A responsabilidade do fornecedor no CDC é objetiva: basta provar o dano e o nexo causal, independentemente de culpa (art. 12). Se um eletrodoméstico explode, o consumidor não precisa demonstrar que a fabricante foi negligente. No direito civil, a regra é a responsabilidade subjetiva: é preciso provar dolo ou culpa do prestador (art. 186 do CC). Exceção: contratos de transporte ou atividades de risco, em que a responsabilidade civil é objetiva mesmo no CC. Para o empresário, isso significa que, sob o CDC, o risco de indenizar é maior; sob o CC, o risco depende de conduta culposa.

Tabela comparativa

| Critério | Direito do Consumidor (CDC) | Direito Civil (CC) | |---|---|---| | Destinatário | Pessoa física que não revende | Qualquer parte (empresa, profissional) | | Prazo para vício aparente | 90 dias (não durável) / 1 ano (durável) | 30 dias (móvel) / 1 ano (imóvel) | | Prazo prescricional geral | 5 anos | 10 anos | | Ônus da prova | Inversão possível para consumidor hipossuficiente | Cada parte prova o que alega | | Responsabilidade | Objetiva (sem culpa) | Subjetiva (dolo ou culpa) | | Exemplo típico | Compra de celular com defeito | Contrato de locação entre empresas |

Veredito: qual regime escolher?

Para quem busca proteção mais ampla e prazos mais longos para reclamar, a relação de consumo é mais favorável, desde que o comprador seja destinatário final. Para quem atua como fornecedor ou prestador de serviço, o regime civil oferece mais previsibilidade: prazos mais curtos para reclamações de vício e ônus da prova mais equilibrado. Na prática, a classificação correta da relação é o primeiro e mais importante passo. Um contrato mal classificado pode levar à aplicação de prazos errados e à perda do direito de reclamar.

Perguntas frequentes

Qual a diferença entre direito do consumidor e direito civil?

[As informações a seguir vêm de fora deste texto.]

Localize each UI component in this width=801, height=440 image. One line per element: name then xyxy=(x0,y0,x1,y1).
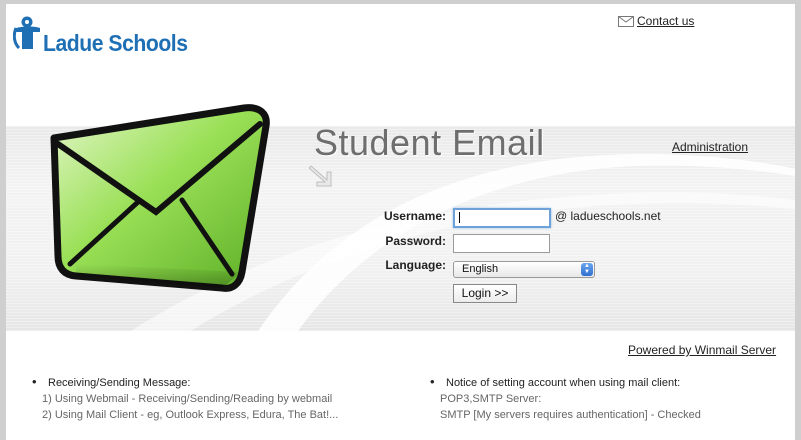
password-label: Password: xyxy=(385,234,446,248)
arrow-icon xyxy=(309,165,332,187)
text-caret xyxy=(459,212,460,223)
envelope-illustration xyxy=(50,104,270,292)
language-select[interactable]: English ▲ ▼ xyxy=(453,261,595,278)
info-right-heading: Notice of setting account when using mai… xyxy=(430,374,701,391)
language-selected: English xyxy=(462,263,499,275)
login-button[interactable]: Login >> xyxy=(453,284,517,303)
info-right-line-1: POP3,SMTP Server: xyxy=(440,393,542,405)
username-input[interactable] xyxy=(453,208,551,228)
info-mail-client-notice: Notice of setting account when using mai… xyxy=(430,374,701,423)
info-receiving-sending: Receiving/Sending Message: 1) Using Webm… xyxy=(32,374,339,423)
info-left-line-1: 1) Using Webmail - Receiving/Sending/Rea… xyxy=(42,393,333,405)
info-left-line-2: 2) Using Mail Client - eg, Outlook Expre… xyxy=(42,409,339,421)
page: Ladue Schools Contact us Student Email A… xyxy=(6,4,795,440)
page-title: Student Email xyxy=(314,122,545,163)
info-right-line-2: SMTP [My servers requires authentication… xyxy=(440,409,701,421)
powered-by-link[interactable]: Powered by Winmail Server xyxy=(628,343,776,357)
administration-link[interactable]: Administration xyxy=(672,140,748,154)
language-label: Language: xyxy=(385,258,446,272)
password-input[interactable] xyxy=(453,234,550,253)
info-left-heading: Receiving/Sending Message: xyxy=(32,374,338,391)
email-domain-suffix: @ ladueschools.net xyxy=(555,209,661,223)
username-label: Username: xyxy=(383,209,446,223)
select-arrows-icon: ▲ ▼ xyxy=(581,263,593,276)
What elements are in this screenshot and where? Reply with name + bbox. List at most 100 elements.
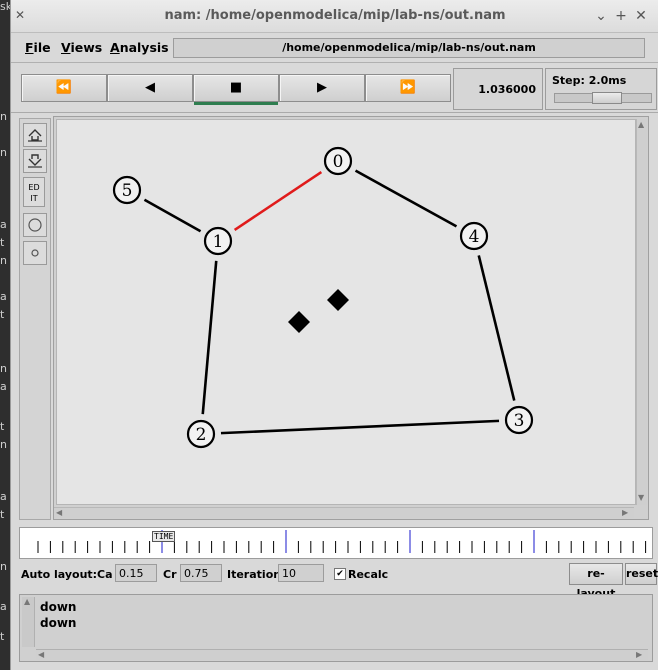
auto-layout-bar: Auto layout: Ca 0.15 Cr 0.75 Iterations … — [19, 562, 658, 600]
desktop-text: n — [0, 254, 7, 267]
log-horizontal-scrollbar[interactable]: ◀ ▶ — [36, 649, 648, 660]
link-0-1[interactable] — [233, 171, 323, 231]
scroll-left-icon[interactable]: ◀ — [38, 650, 44, 659]
network-canvas[interactable]: 0 1 2 3 4 5 — [56, 119, 636, 505]
log-text[interactable]: down down — [40, 599, 76, 631]
ca-input[interactable]: 0.15 — [115, 564, 157, 582]
node-5[interactable]: 5 — [112, 175, 142, 205]
scroll-right-icon[interactable]: ▶ — [636, 650, 642, 659]
menu-bar: File Views Analysis /home/openmodelica/m… — [11, 34, 658, 63]
iterations-input[interactable]: 10 — [278, 564, 324, 582]
canvas-horizontal-scrollbar[interactable]: ◀ ▶ — [54, 507, 634, 518]
desktop-text: n — [0, 146, 7, 159]
desktop-text: a — [0, 490, 7, 503]
desktop-text: a — [0, 218, 7, 231]
network-view: 0 1 2 3 4 5 ◀ ▶ ▲ ▼ — [53, 116, 649, 520]
canvas-vertical-scrollbar[interactable]: ▲ ▼ — [636, 119, 647, 505]
rewind-button[interactable]: ⏪ — [21, 74, 107, 102]
link-2-3[interactable] — [220, 419, 500, 435]
cr-input[interactable]: 0.75 — [180, 564, 222, 582]
log-line: down — [40, 600, 77, 614]
node-label: 4 — [469, 227, 480, 247]
desktop-text: n — [0, 110, 7, 123]
step-slider-thumb[interactable] — [592, 92, 622, 104]
play-icon: ▶ — [317, 80, 327, 95]
node-0[interactable]: 0 — [323, 146, 353, 176]
fast-forward-icon: ⏩ — [399, 80, 417, 95]
packet — [327, 289, 349, 311]
timeline-ticks — [37, 530, 647, 553]
ca-label: Ca — [97, 568, 113, 581]
menu-analysis[interactable]: Analysis — [110, 40, 169, 55]
rewind-icon: ⏪ — [55, 80, 73, 95]
link-0-4[interactable] — [354, 169, 458, 228]
play-button[interactable]: ▶ — [279, 74, 365, 102]
divider — [11, 112, 658, 113]
menu-views[interactable]: Views — [61, 40, 102, 55]
reset-button[interactable]: reset — [625, 563, 658, 585]
minimize-button[interactable]: ⌄ — [591, 6, 611, 26]
scroll-left-icon[interactable]: ◀ — [56, 508, 62, 517]
menu-file[interactable]: File — [25, 40, 51, 55]
desktop-text: t — [0, 508, 5, 521]
timeline[interactable]: TIME — [19, 527, 653, 559]
annotation-log: ▲ down down ◀ ▶ — [19, 594, 653, 662]
node-label: 2 — [196, 425, 207, 445]
close-button[interactable]: ✕ — [631, 6, 651, 26]
file-path-field: /home/openmodelica/mip/lab-ns/out.nam — [173, 38, 645, 58]
large-node-tool[interactable] — [23, 213, 47, 237]
desktop-text: n — [0, 362, 7, 375]
window-title: nam: /home/openmodelica/mip/lab-ns/out.n… — [164, 8, 506, 23]
scroll-down-icon[interactable]: ▼ — [638, 493, 644, 502]
desktop-text: sk — [0, 0, 10, 13]
fast-forward-button[interactable]: ⏩ — [365, 74, 451, 102]
desktop-text: a — [0, 290, 7, 303]
recalc-checkbox[interactable]: ✔ — [334, 568, 346, 580]
desktop-text: t — [0, 630, 5, 643]
network-graph: 0 1 2 3 4 5 — [112, 146, 534, 449]
node-1[interactable]: 1 — [203, 226, 233, 256]
node-label: 5 — [122, 181, 133, 201]
node-4[interactable]: 4 — [459, 221, 489, 251]
step-label: Step: 2.0ms — [552, 74, 627, 87]
stop-button[interactable]: ■ — [193, 74, 279, 105]
desktop-text: a — [0, 380, 7, 393]
auto-layout-label: Auto layout: — [21, 568, 98, 581]
scroll-up-icon[interactable]: ▲ — [24, 597, 30, 606]
edit-button[interactable]: ED IT — [23, 177, 45, 207]
zoom-out-button[interactable] — [23, 149, 47, 173]
link-3-4[interactable] — [477, 255, 516, 401]
node-label: 0 — [333, 152, 344, 172]
packet — [288, 311, 310, 333]
scroll-up-icon[interactable]: ▲ — [638, 120, 644, 129]
link-1-2[interactable] — [201, 260, 218, 415]
step-control: Step: 2.0ms — [545, 68, 657, 110]
log-vertical-scrollbar[interactable]: ▲ — [22, 597, 35, 647]
node-3[interactable]: 3 — [504, 405, 534, 435]
step-back-button[interactable]: ◀ — [107, 74, 193, 102]
node-2[interactable]: 2 — [186, 419, 216, 449]
desktop-text: n — [0, 438, 7, 451]
title-bar[interactable]: ✕ nam: /home/openmodelica/mip/lab-ns/out… — [11, 0, 658, 33]
time-display: 1.036000 — [453, 68, 543, 110]
current-time: 1.036000 — [478, 83, 536, 96]
step-slider[interactable] — [554, 92, 652, 104]
zoom-in-button[interactable] — [23, 123, 47, 147]
small-node-tool[interactable] — [23, 241, 47, 265]
maximize-button[interactable]: + — [611, 6, 631, 26]
link-1-5[interactable] — [143, 198, 202, 233]
zoom-in-icon — [28, 129, 42, 142]
desktop-text: n — [0, 560, 7, 573]
timeline-marker[interactable]: TIME — [152, 531, 176, 542]
node-label: 3 — [514, 411, 525, 431]
recalc-label: Recalc — [348, 568, 389, 581]
playback-controls: ⏪ ◀ ■ ▶ ⏩ 1.036000 Step: 2.0ms — [19, 68, 657, 110]
tool-palette: ED IT — [19, 118, 51, 520]
play-backward-icon: ◀ — [145, 80, 155, 95]
desktop-text: t — [0, 236, 5, 249]
circle-icon — [28, 218, 42, 232]
relayout-button[interactable]: re-layout — [569, 563, 623, 600]
scroll-right-icon[interactable]: ▶ — [622, 508, 628, 517]
desktop-background: sk n n a t n a t n a t n a t n a t — [0, 0, 10, 670]
desktop-text: t — [0, 420, 5, 433]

O direito do consumidor (CDC) protege o comprador final de produtos e serviços, presumindo sua vulnerabilidade. O direito civil (CC) regula contratos entre partes iguais, sem presunção de hipossuficiência. As diferenças práticas incluem prazos, ônus da prova e tipo de responsabilidade.

Quando se aplica o CDC e quando se aplica o CC?

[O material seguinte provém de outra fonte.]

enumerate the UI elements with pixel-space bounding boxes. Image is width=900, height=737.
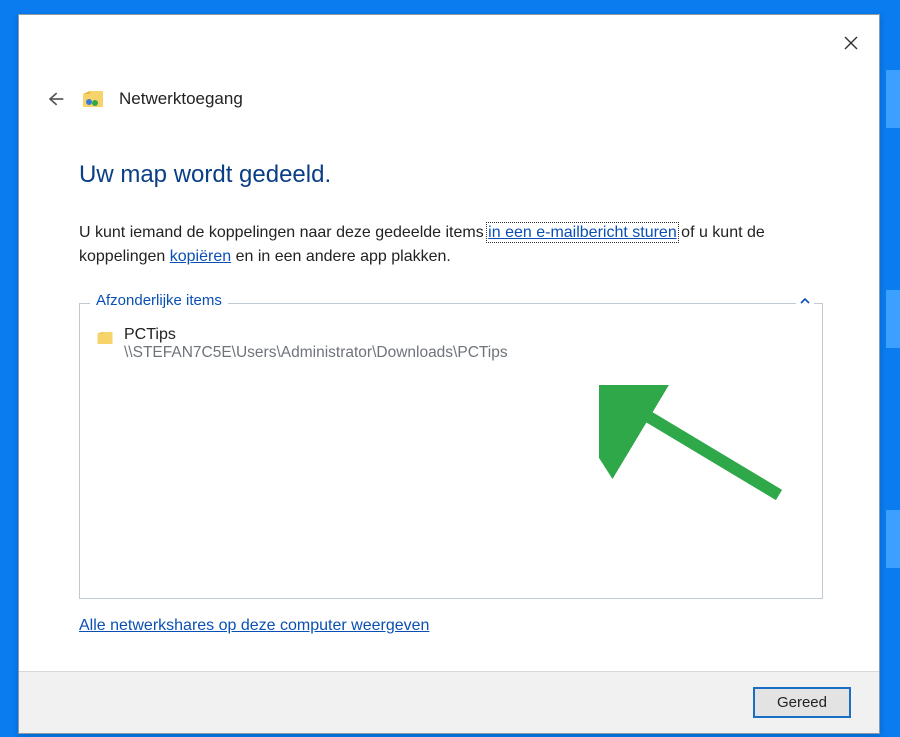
content-area: Uw map wordt gedeeld. U kunt iemand de k… — [19, 111, 879, 599]
copy-link[interactable]: kopiëren — [170, 248, 231, 265]
shared-item-row[interactable]: PCTips \\STEFAN7C5E\Users\Administrator\… — [94, 322, 808, 362]
email-link[interactable]: in een e-mailbericht sturen — [488, 224, 677, 241]
item-path: \\STEFAN7C5E\Users\Administrator\Downloa… — [124, 344, 508, 362]
footer-bar: Gereed — [19, 671, 879, 733]
done-button[interactable]: Gereed — [753, 687, 851, 718]
close-icon — [843, 35, 859, 51]
header-row: Netwerktoegang — [19, 67, 879, 111]
network-access-icon — [81, 87, 105, 111]
window-title: Netwerktoegang — [119, 89, 243, 109]
show-all-shares-link[interactable]: Alle netwerkshares op deze computer weer… — [79, 617, 429, 634]
group-legend: Afzonderlijke items — [90, 292, 228, 309]
desc-part-a: U kunt iemand de koppelingen naar deze g… — [79, 224, 488, 241]
individual-items-group: Afzonderlijke items PCTips \\STEFAN7C5E\… — [79, 303, 823, 599]
collapse-toggle[interactable] — [796, 294, 814, 308]
desc-part-c: en in een andere app plakken. — [231, 248, 451, 265]
bottom-link-row: Alle netwerkshares op deze computer weer… — [19, 599, 879, 635]
item-text: PCTips \\STEFAN7C5E\Users\Administrator\… — [124, 326, 508, 362]
close-button[interactable] — [835, 27, 867, 59]
folder-icon — [96, 329, 114, 347]
share-wizard-window: Netwerktoegang Uw map wordt gedeeld. U k… — [18, 14, 880, 734]
arrow-left-icon — [45, 89, 65, 109]
page-heading: Uw map wordt gedeeld. — [79, 161, 823, 189]
back-button[interactable] — [43, 87, 67, 111]
item-name: PCTips — [124, 326, 508, 344]
chevron-up-icon — [800, 297, 810, 305]
titlebar — [19, 15, 879, 67]
description-text: U kunt iemand de koppelingen naar deze g… — [79, 221, 823, 269]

Aplica-se o CDC quando o comprador adquire o bem como destinatário final, sem intenção de revender ou usar como insumo. Aplica-se o CC em contratos entre empresas, entre profissionais, ou quando o bem é usado em atividade econômica.

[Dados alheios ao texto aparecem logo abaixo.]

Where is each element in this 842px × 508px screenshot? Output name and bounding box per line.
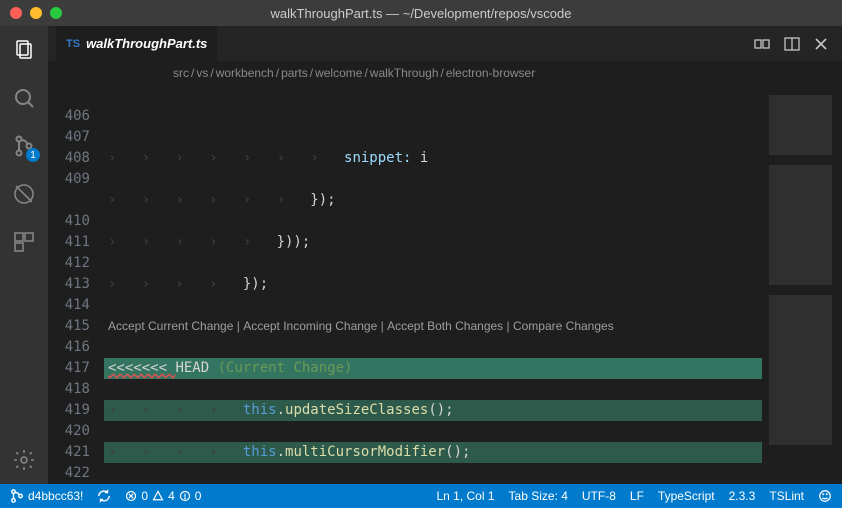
close-window-button[interactable] [10,7,22,19]
tab-walkthroughpart[interactable]: TS walkThroughPart.ts [56,26,218,61]
window-title: walkThroughPart.ts — ~/Development/repos… [0,6,842,21]
feedback-icon[interactable] [818,489,832,503]
accept-incoming-link[interactable]: Accept Incoming Change [243,316,377,337]
code-lines[interactable]: › › › › › › › snippet: i › › › › › › });… [104,85,762,484]
extensions-icon[interactable] [10,228,38,256]
eol[interactable]: LF [630,489,644,503]
tab-filename: walkThroughPart.ts [86,36,207,51]
line-number-gutter: 406407408409 410411412413414415416417418… [48,85,104,484]
minimize-window-button[interactable] [30,7,42,19]
breadcrumb-seg[interactable]: walkThrough [370,66,439,80]
breadcrumb-seg[interactable]: vs [196,66,208,80]
compare-changes-link[interactable]: Compare Changes [513,316,614,337]
debug-icon[interactable] [10,180,38,208]
close-tab-icon[interactable] [814,37,828,51]
accept-both-link[interactable]: Accept Both Changes [387,316,503,337]
tab-size[interactable]: Tab Size: 4 [509,489,568,503]
breadcrumb[interactable]: src/vs/workbench/parts/welcome/walkThrou… [48,61,842,85]
editor-area: TS walkThroughPart.ts src/vs/workbench/p… [48,26,842,484]
problems-status[interactable]: 0 4 0 [125,489,201,503]
breadcrumb-seg[interactable]: src [173,66,189,80]
search-icon[interactable] [10,84,38,112]
scm-badge: 1 [26,148,40,162]
titlebar: walkThroughPart.ts — ~/Development/repos… [0,0,842,26]
code-editor[interactable]: 406407408409 410411412413414415416417418… [48,85,842,484]
typescript-file-icon: TS [66,38,80,50]
breadcrumb-seg[interactable]: workbench [216,66,274,80]
explorer-icon[interactable] [10,36,38,64]
breadcrumb-seg[interactable]: electron-browser [446,66,535,80]
breadcrumb-seg[interactable]: parts [281,66,308,80]
cursor-position[interactable]: Ln 1, Col 1 [436,489,494,503]
language-mode[interactable]: TypeScript [658,489,715,503]
accept-current-link[interactable]: Accept Current Change [108,316,233,337]
source-control-icon[interactable]: 1 [10,132,38,160]
ts-version[interactable]: 2.3.3 [729,489,756,503]
minimap[interactable] [762,85,842,484]
split-editor-icon[interactable] [784,36,800,52]
encoding[interactable]: UTF-8 [582,489,616,503]
status-bar: d4bbcc63! 0 4 0 Ln 1, Col 1 Tab Size: 4 … [0,484,842,508]
git-branch-status[interactable]: d4bbcc63! [10,489,83,503]
compare-changes-icon[interactable] [754,36,770,52]
activity-bar: 1 [0,26,48,484]
tab-bar: TS walkThroughPart.ts [48,26,842,61]
merge-codelens: Accept Current Change | Accept Incoming … [104,316,762,337]
settings-gear-icon[interactable] [10,446,38,474]
editor-actions [754,26,842,61]
window-controls [10,7,62,19]
maximize-window-button[interactable] [50,7,62,19]
tslint-status[interactable]: TSLint [769,489,804,503]
breadcrumb-seg[interactable]: welcome [315,66,362,80]
sync-status[interactable] [97,489,111,503]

O CDC sempre protege mais que o CC?

Em geral, sim: prazos mais longos para reclamar (5 anos vs 10 anos para prescrição), inversão do ônus da prova e responsabilidade objetiva. Mas há exceções, no CC, o prazo para vício redibitório em imóvel é de 1 ano, enquanto no CDC é de 1 ano para duráveis.

O que é destinatário final no direito do consumidor?

É a pessoa física ou jurídica que adquire o produto ou serviço para uso próprio, sem revender ou transformar. O STJ entende que o destinatário final não pode usar o bem como insumo de atividade econômica (REsp 1.543.432/SP).

A inversão do ônus da prova é automática no CDC?

Não. O juiz pode inverter o ônus da prova se o consumidor for hipossuficiente ou se a prova for excessivamente onerosa para ele. Não é automática, mas é mais comum que no direito civil.

Como saber se meu contrato é de consumo ou civil?

Analise a finalidade da compra: uso pessoal ou familiar = consumo; revenda, transformação ou insumo = civil. Em caso de dúvida, a jurisprudência tende a aplicar o CDC quando há dúvida sobre a vulnerabilidade do comprador.